Bug #50441
closedcephadm bootstrap on arm64 fails to start ceph/ceph-grafana service
100%
Description
Hello,
I installed a new Ceph 15.2.10 cluster on Ubuntu 20.04 arm64 bare metal starting with a first monitor/manager node using the new "cephadm bootstrap" tool using the following command:
cephadm bootstrap --mon-ip 192.168.1.11
but unfortunately the grafana service is not working at all. It tries to restart the ceph/ceph-grafana container every 10 minutes but fails to do so because it looks like there is no arm64 version of this container as you can see from the logs below:
Traceback (most recent call last): File "/usr/share/ceph/mgr/cephadm/module.py", line 1021, in _remote_connection yield (conn, connr) File "/usr/share/ceph/mgr/cephadm/module.py", line 1168, in _run_cephadm code, '\n'.join(err))) orchestrator._interface.OrchestratorError: cephadm exited with an error code: 1, stderr:Deploy daemon grafana.ceph1a ... Non-zero exit code 1 from /usr/bin/podman run --rm --ipc=host --net=host --entrypoint stat -e CONTAINER_IMAGE=docker.io/ceph/ceph-grafana:6.7.4 -e NODE_NAME=ceph1a docker.io/ceph/ceph-grafana:6.7.4 -c %u %g /var/lib/grafana stat: stderr {"msg":"exec container process `/usr/bin/stat`: Exec format error","level":"error","time":"2021-04-09T06:17:54.000910863Z"} Traceback (most recent call last): File "<stdin>", line 6153, in <module> File "<stdin>", line 1412, in _default_image File "<stdin>", line 3431, in command_deploy File "<stdin>", line 3362, in extract_uid_gid_monitoring File "<stdin>", line 2099, in extract_uid_gid RuntimeError: uid/gid not found
So I see two options here:
1) provide an arm64 docker image for the ceph/ceph-grafana container (preferred)

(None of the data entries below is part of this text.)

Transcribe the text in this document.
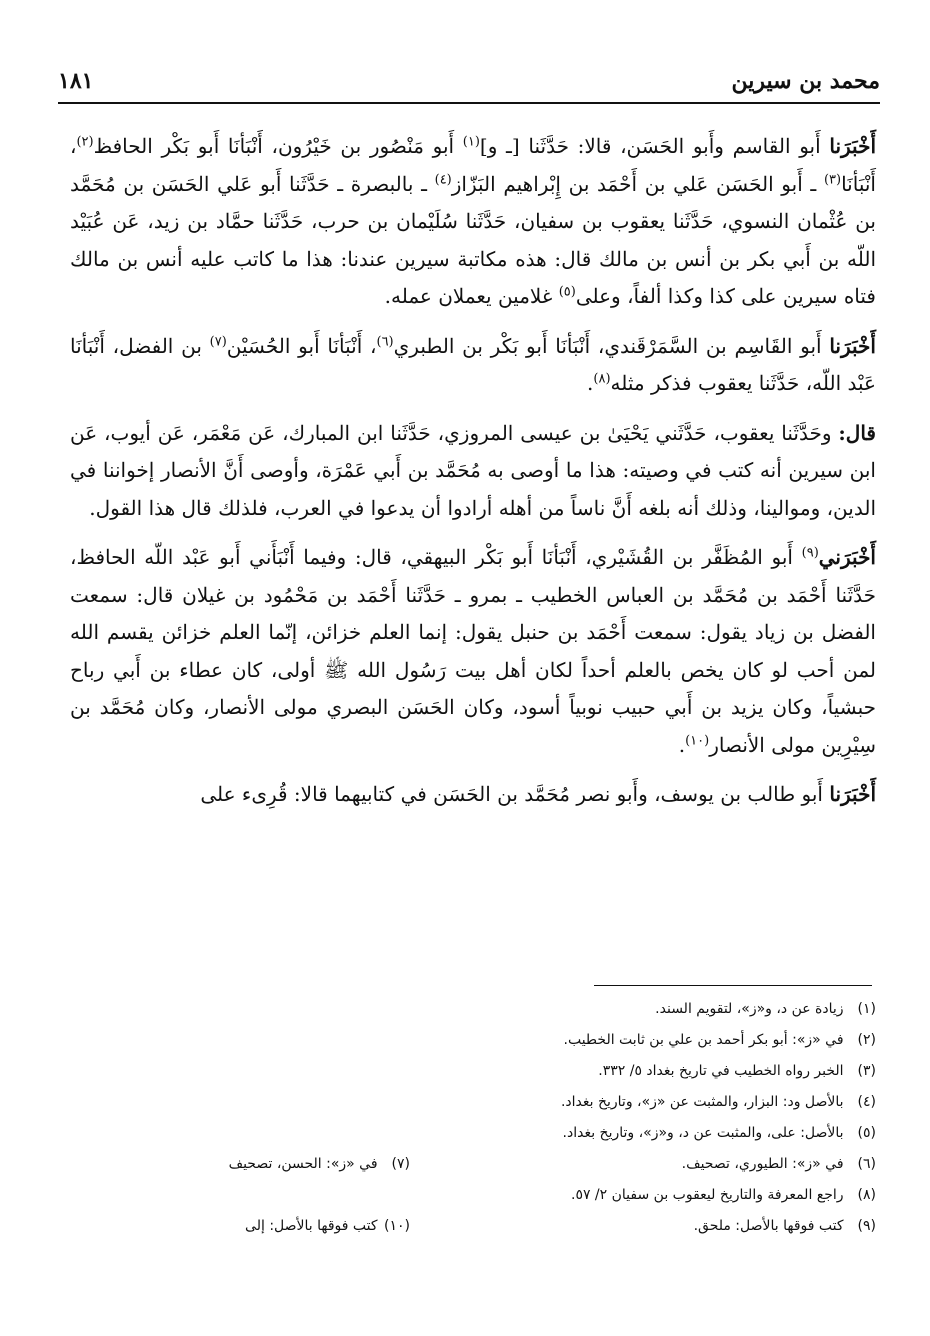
محمد بن سيرين
١٨١

أَخْبَرَنا أَبو القاسم وأَبو الحَسَن، قالا: حَدَّثَنا [ـ و]$^{(١)}$ أَبو مَنْصُور بن خَيْرُون، أَنْبَأنَا أَبو بَكْر الحافظ$^{(٢)}$، أَنْبَأنَا$^{(٣)}$ ـ أَبو الحَسَن عَلي بن أَحْمَد بن إِبْراهيم البَزّاز$^{(٤)}$ ـ بالبصرة ـ حَدَّثَنا أَبو عَلي الحَسَن بن مُحَمَّد بن عُثْمان النسوي، حَدَّثَنا يعقوب بن سفيان، حَدَّثَنا سُلَيْمان بن حرب، حَدَّثَنا حمَّاد بن زيد، عَن عُبَيْد اللّه بن أَبي بكر بن أنس بن مالك قال: هذه مكاتبة سيرين عندنا: هذا ما كاتب عليه أنس بن مالك فتاه سيرين على كذا وكذا ألفاً، وعلى$^{(٥)}$ غلامين يعملان عمله.

أَخْبَرَنا أَبو القَاسِم بن السَّمَرْقَندي، أَنْبَأنَا أَبو بَكْر بن الطبري$^{(٦)}$، أَنْبَأنَا أَبو الحُسَيْن$^{(٧)}$ بن الفضل، أَنْبَأنَا عَبْد اللّه، حَدَّثَنا يعقوب فذكر مثله$^{(٨)}$.

قال: وحَدَّثَنا يعقوب، حَدَّثَني يَحْيَىٰ بن عيسى المروزي، حَدَّثَنا ابن المبارك، عَن مَعْمَر، عَن أيوب، عَن ابن سيرين أنه كتب في وصيته: هذا ما أوصى به مُحَمَّد بن أَبي عَمْرَة، وأوصى أَنَّ الأنصار إخواننا في الدين، وموالينا، وذلك أنه بلغه أَنَّ ناساً من أهله أرادوا أن يدعوا في العرب، فلذلك قال هذا القول.

أَخْبَرَني$^{(٩)}$ أَبو المُظَفَّر بن القُشَيْري، أَنْبَأنَا أَبو بَكْر البيهقي، قال: وفيما أَنْبَأَني أَبو عَبْد اللّه الحافظ، حَدَّثَنا أَحْمَد بن مُحَمَّد بن العباس الخطيب ـ بمرو ـ حَدَّثَنا أَحْمَد بن مَحْمُود بن غيلان قال: سمعت الفضل بن زياد يقول: سمعت أَحْمَد بن حنبل يقول: إنما العلم خزائن، إنّما العلم خزائن يقسم الله لمن أحب لو كان يخص بالعلم أحداً لكان أهل بيت رَسُول الله ﷺ أولى، كان عطاء بن أَبي رباح حبشياً، وكان يزيد بن أَبي حبيب نوبياً أسود، وكان الحَسَن البصري مولى الأنصار، وكان مُحَمَّد بن سِيْرِين مولى الأنصار$^{(١٠)}$.

أَخْبَرَنا أَبو طالب بن يوسف، وأَبو نصر مُحَمَّد بن الحَسَن في كتابيهما قالا: قُرِىء على

(١) زيادة عن د، و«ز»، لتقويم السند.
(٢) في «ز»: أبو بكر أحمد بن علي بن ثابت الخطيب.
(٣) الخبر رواه الخطيب في تاريخ بغداد ٥/ ٣٣٢.
(٤) بالأصل ود: البزار، والمثبت عن «ز»، وتاريخ بغداد.
(٥) بالأصل: على، والمثبت عن د، و«ز»، وتاريخ بغداد.
(٦) في «ز»: الطيوري، تصحيف.
(٧) في «ز»: الحسن، تصحيف
(٨) راجع المعرفة والتاريخ ليعقوب بن سفيان ٢/ ٥٧.
(٩) كتب فوقها بالأصل: ملحق.
(١٠) كتب فوقها بالأصل: إلى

2) check for arm64 arch and do not deploy the grafana service on this architecture until 1) is fixed
I think it is a real win for Ceph to fully work on arm64 architecture, so it would be great if this could be taken care of. In case you need more details or more log data do not hesitate to contact me.
Thank you very much in advance.